Conventional print magazines, newspapers have weathered a sea-change in their business model.
And so has medicine and health process.
Health care financing, and administration also are struggling to change even as our current medical system is overwhelmed with increased expenses. The similarity between magazine process and health process are remarkably alike.
Prominent news publishers, such as the Washington Post, New York Times and many others went out of business at the same time re-inventing their 'product' in a more efficient manner. In some cases ownership shifted quietly behind the scenes. There were major reductions in staff, overhead and outright elimination of tasks that served no purpose or had been replaced by digitalizing the industry.

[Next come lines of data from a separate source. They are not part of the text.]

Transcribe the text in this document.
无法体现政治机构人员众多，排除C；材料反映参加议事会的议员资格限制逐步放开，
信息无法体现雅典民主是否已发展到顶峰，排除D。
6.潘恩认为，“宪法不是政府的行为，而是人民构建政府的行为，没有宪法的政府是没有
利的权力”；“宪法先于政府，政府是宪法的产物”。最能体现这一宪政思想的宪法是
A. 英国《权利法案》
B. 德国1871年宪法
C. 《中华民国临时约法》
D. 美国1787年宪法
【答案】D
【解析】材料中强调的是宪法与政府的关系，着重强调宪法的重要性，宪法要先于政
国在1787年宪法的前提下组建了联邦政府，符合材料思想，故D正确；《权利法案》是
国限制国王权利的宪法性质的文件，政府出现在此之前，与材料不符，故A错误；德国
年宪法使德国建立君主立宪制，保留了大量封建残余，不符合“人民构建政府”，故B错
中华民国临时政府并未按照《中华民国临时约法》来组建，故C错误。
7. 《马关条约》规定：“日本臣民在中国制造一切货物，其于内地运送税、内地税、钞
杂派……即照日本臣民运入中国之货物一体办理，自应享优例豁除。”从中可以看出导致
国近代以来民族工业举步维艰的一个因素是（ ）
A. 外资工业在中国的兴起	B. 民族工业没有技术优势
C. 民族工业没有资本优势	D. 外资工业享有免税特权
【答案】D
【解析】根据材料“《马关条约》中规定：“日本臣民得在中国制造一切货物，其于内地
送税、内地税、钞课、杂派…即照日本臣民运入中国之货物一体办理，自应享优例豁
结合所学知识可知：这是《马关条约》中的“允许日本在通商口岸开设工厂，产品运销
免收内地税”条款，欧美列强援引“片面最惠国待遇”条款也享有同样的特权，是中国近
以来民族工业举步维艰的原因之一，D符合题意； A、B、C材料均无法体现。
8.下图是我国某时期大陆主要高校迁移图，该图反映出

Even as this is occurring health organizations are burdened with daily organizations while being mandated by government, CMS, the Affordable Care Act, Insurers, and expansion of new covered benefits such as remote monitoring, telehealth and mobile health care. The uptick in expenditures for health IT is overwhelming many, both large and small. There is no room for error. During the past five years some large institutions spent millions of dollars to purchase EHRs only to find they could not perform as advertised. Providers, and hospitals did not know or have experience in systems that were new and untested in a real world setting.

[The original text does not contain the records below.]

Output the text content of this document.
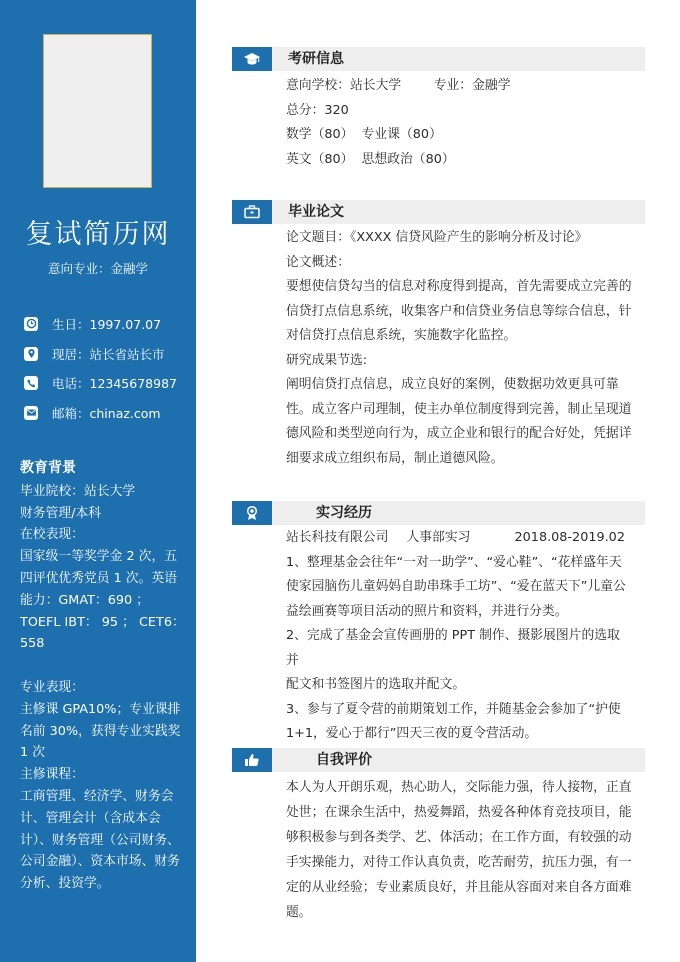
复试简历网
意向专业：金融学
生日：1997.07.07
现居：站长省站长市
电话：12345678987
邮箱：chinaz.com
教育背景

毕业院校：站长大学

财务管理/本科

在校表现：

国家级一等奖学金 2 次，五

四评优优秀党员 1 次。英语

能力：GMAT：690 ；

TOEFL IBT： 95 ； CET6：

558

专业表现：

主修课 GPA10%；专业课排

名前 30%，获得专业实践奖

1 次

主修课程：

工商管理、经济学、财务会

计、管理会计（含成本会

计）、财务管理（公司财务、

公司金融）、资本市场、财务

分析、投资学。

考研信息

意向学校：站长大学        专业：金融学

总分：320

数学（80）  专业课（80）

英文（80）  思想政治（80）

毕业论文

论文题目：《XXXX 信贷风险产生的影响分析及讨论》

论文概述：

要想使信贷勾当的信息对称度得到提高，首先需要成立完善的

信贷打点信息系统，收集客户和信贷业务信息等综合信息，针

对信贷打点信息系统，实施数字化监控。

研究成果节选:

阐明信贷打点信息，成立良好的案例，使数据功效更具可靠

性。成立客户司理制，使主办单位制度得到完善，制止呈现道

德风险和类型逆向行为，成立企业和银行的配合好处，凭据详

细要求成立组织布局，制止道德风险。

实习经历

站长科技有限公司 人事部实习	2018.08-2019.02

1、整理基金会往年“一对一助学”、“爱心鞋”、“花样盛年天

使家园脑伤儿童妈妈自助串珠手工坊”、“爱在蓝天下”儿童公

益绘画赛等项目活动的照片和资料，并进行分类。

2、完成了基金会宣传画册的 PPT 制作、摄影展图片的选取并

配文和书签图片的选取并配文。

3、参与了夏令营的前期策划工作，并随基金会参加了“护使

1+1，爱心于都行”四天三夜的夏令营活动。

自我评价

本人为人开朗乐观，热心助人，交际能力强，待人接物，正直

处世；在课余生活中，热爱舞蹈，热爱各种体育竞技项目，能

够积极参与到各类学、艺、体活动；在工作方面，有较强的动

手实操能力，对待工作认真负责，吃苦耐劳，抗压力强，有一

定的从业经验；专业素质良好，并且能从容面对来自各方面难

题。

Health care operated mostly on a cash basis until the birth of managed care, capitation, and other obtuse forms of risk management. In health affairs risk management used to have to do with risk of disease and/or treatments. Insurance companies were required to have an actuarial basis for setting premium rates against history of their insured disease risks.

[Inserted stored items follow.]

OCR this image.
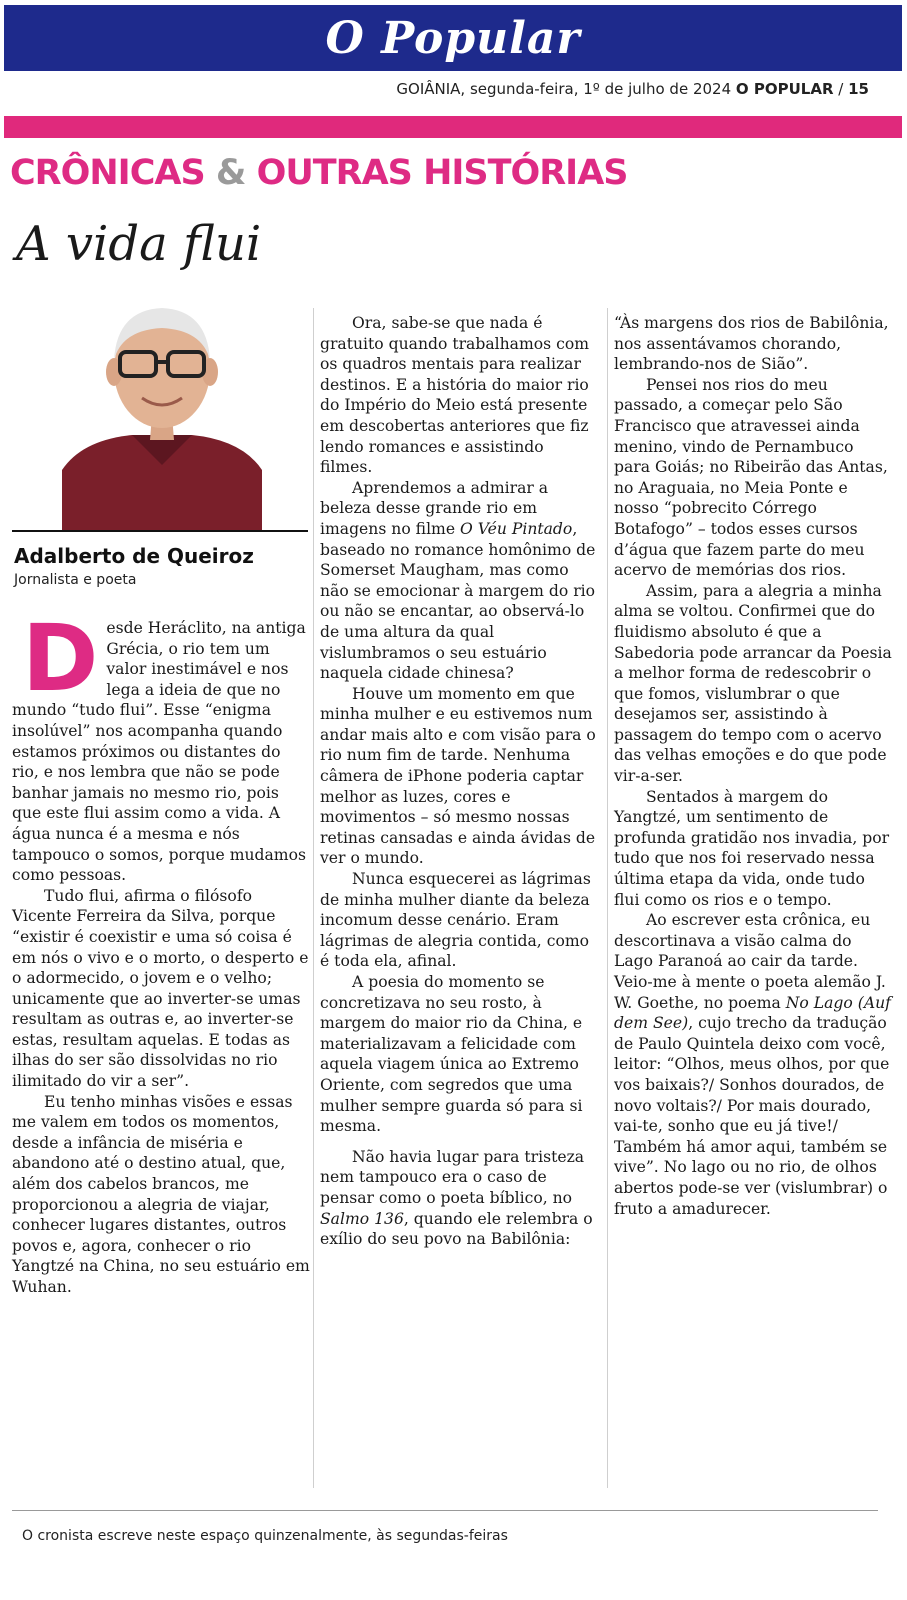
O Popular
GOIÂNIA, segunda-feira, 1º de julho de 2024 O POPULAR / 15
CRÔNICAS & OUTRAS HISTÓRIAS
A vida flui
Adalberto de Queiroz
Jornalista e poeta
D esde Heráclito, na antiga Grécia, o rio tem um valor inestimável e nos lega a ideia de que no mundo “tudo flui”. Esse “enigma insolúvel” nos acompanha quando estamos próximos ou distantes do rio, e nos lembra que não se pode banhar jamais no mesmo rio, pois que este flui assim como a vida. A água nunca é a mesma e nós tampouco o somos, porque mudamos como pessoas.

Tudo flui, afirma o filósofo Vicente Ferreira da Silva, porque “existir é coexistir e uma só coisa é em nós o vivo e o morto, o desperto e o adormecido, o jovem e o velho; unicamente que ao inverter-se umas resultam as outras e, ao inverter-se estas, resultam aquelas. E todas as ilhas do ser são dissolvidas no rio ilimitado do vir a ser”.

Eu tenho minhas visões e essas me valem em todos os momentos, desde a infância de miséria e abandono até o destino atual, que, além dos cabelos brancos, me proporcionou a alegria de viajar, conhecer lugares distantes, outros povos e, agora, conhecer o rio Yangtzé na China, no seu estuário em Wuhan.

Ora, sabe-se que nada é gratuito quando trabalhamos com os quadros mentais para realizar destinos. E a história do maior rio do Império do Meio está presente em descobertas anteriores que fiz lendo romances e assistindo filmes.

Aprendemos a admirar a beleza desse grande rio em imagens no filme O Véu Pintado, baseado no romance homônimo de Somerset Maugham, mas como não se emocionar à margem do rio ou não se encantar, ao observá-lo de uma altura da qual vislumbramos o seu estuário naquela cidade chinesa?

Houve um momento em que minha mulher e eu estivemos num andar mais alto e com visão para o rio num fim de tarde. Nenhuma câmera de iPhone poderia captar melhor as luzes, cores e movimentos – só mesmo nossas retinas cansadas e ainda ávidas de ver o mundo.

Nunca esquecerei as lágrimas de minha mulher diante da beleza incomum desse cenário. Eram lágrimas de alegria contida, como é toda ela, afinal.

A poesia do momento se concretizava no seu rosto, à margem do maior rio da China, e materializavam a felicidade com aquela viagem única ao Extremo Oriente, com segredos que uma mulher sempre guarda só para si mesma.

Não havia lugar para tristeza nem tampouco era o caso de pensar como o poeta bíblico, no Salmo 136, quando ele relembra o exílio do seu povo na Babilônia:

“Às margens dos rios de Babilônia, nos assentávamos chorando, lembrando-nos de Sião”.

Pensei nos rios do meu passado, a começar pelo São Francisco que atravessei ainda menino, vindo de Pernambuco para Goiás; no Ribeirão das Antas, no Araguaia, no Meia Ponte e nosso “pobrecito Córrego Botafogo” – todos esses cursos d’água que fazem parte do meu acervo de memórias dos rios.

Assim, para a alegria a minha alma se voltou. Confirmei que do fluidismo absoluto é que a Sabedoria pode arrancar da Poesia a melhor forma de redescobrir o que fomos, vislumbrar o que desejamos ser, assistindo à passagem do tempo com o acervo das velhas emoções e do que pode vir-a-ser.

Sentados à margem do Yangtzé, um sentimento de profunda gratidão nos invadia, por tudo que nos foi reservado nessa última etapa da vida, onde tudo flui como os rios e o tempo.

Ao escrever esta crônica, eu descortinava a visão calma do Lago Paranoá ao cair da tarde. Veio-me à mente o poeta alemão J. W. Goethe, no poema No Lago (Auf dem See), cujo trecho da tradução de Paulo Quintela deixo com você, leitor: “Olhos, meus olhos, por que vos baixais?/ Sonhos dourados, de novo voltais?/ Por mais dourado, vai-te, sonho que eu já tive!/ Também há amor aqui, também se vive”. No lago ou no rio, de olhos abertos pode-se ver (vislumbrar) o fruto a amadurecer.

O cronista escreve neste espaço quinzenalmente, às segundas-feiras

Today this risk is carried not just by the insurance company, it has been shifted to hospitals and providers. Other calculations are being considered such as quality of outcomes, measured by re-admission rates to the hospital. The latest in the quirky world of health high finance is the 'accountable care organization. (ACO).
The name was coined by Elliott Fisher as a philosophical term during it's germination period. Theoretically the organization that saves the most gets a 'kickback' a larger reward incentive than the rest of the providers/hospitals.
The health care company of 2005 is gone. its processes, procedures and priorities would be nearly unrecognizable today. In fact, the medical practice that existed in 2010 is gone too. In a period of accelerated transformation, nothing is more striking than the scope—and pace—of change in the processes through which these companies engage their customers (patients) The very terms physician and patient devolved into provider and consumer. Physicians are no longer generalists or specialists they are primary care providers. It’s not just peripheral or incremental change, either. What the industry is going through in 2015 is a revolution in processes. In advertising, content creation, marketing, back-office functions and everything in between, what was done just a few years ago has been rendered obsolete, as new ways to interact with and serve stakeholders push the old ways into the trash bin.
What’s changed is that technology is transforming every single phase of the business. It’s ubiquitous. It’s impacting the business on a wholesale level.” It’s a new world of “VUCA,” says Lenny Izzo, group president of legal media at ALM. “That’s an acronym for Volatility, Uncertainty, Complexity and Ambiguity. It’s an old military term
Providers and hospitals have become 'punch-drunk' much like boxers and football players suffer from TBD or traumatic brain disorder.